Sotomayor to Pen Memoir About Bronx Youth, Scotus Ascension

The newest Supreme Court justice, Sonia Sotomayor is writing a memoir.

Sotomayor is working with a collaborator on her life story, from her childhood in the South Bronx to her appointment to the court last year.

Knopf Doubleday Publishing Group said Monday that the book is not yet titled and has no release date set. The book will come out simultaneously in English and in Spanish.

Last month, Sotomayor returned to Bronx housing project where she spent part of her childhood, recalling how an unlikely encounter there with Robert F. Kennedy ignited her passion for public service.

The Bronx native fought back tears at the ceremony renaming the Bronxdale Houses after Sotomayor.

"Robert Kennedy was coming to visit our projects. I had never before looked down on red hair that bright," she said, adding that she went to the library to look him up. "I was captivated by his career. Through this chance encounter above the old community center, my interest in public service was awakened."

With many residents of the complex listening in the audience, and her mother wiping away tears in the front row, Sotomayor reflected on a childhood that was spent surrounded by family. Her cousins, also from the projects, would join her at the local fast food joint for hamburger-eating competitions, she said.

"I do remember each time I drive by that White Castle, the hours and hours of laughter that my cousins and I had as we roamed the grounds of this housing project, and played in the playgrounds, and screamed and fought and laughed and lived," she said.

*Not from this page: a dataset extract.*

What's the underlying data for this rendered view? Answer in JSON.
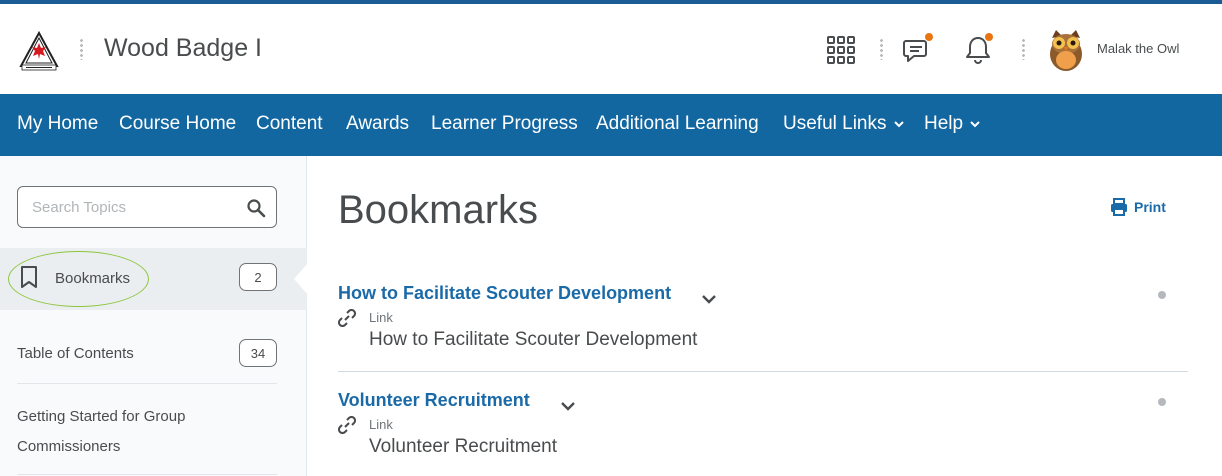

Darryl Moore, a 42-year-old resident walking nearby with his 4-year-old daughter, said he hoped the new name — the Justice Sonia Sotomayor Houses and Community Center — would be a reminder to his children that they could go far in life no matter where they grew up.

"It's good to know somebody that came from housing and went on to be successful. Hopefully with her name here some better things will happen," he said.

Sotomayor also visited her nearby elementary school, Blessed Sacrament.

Sotomayor assured the children that she was once a kid just like them. In those days, she aspired to be a lawyer, but never dreamed she'd get to the Supreme Court.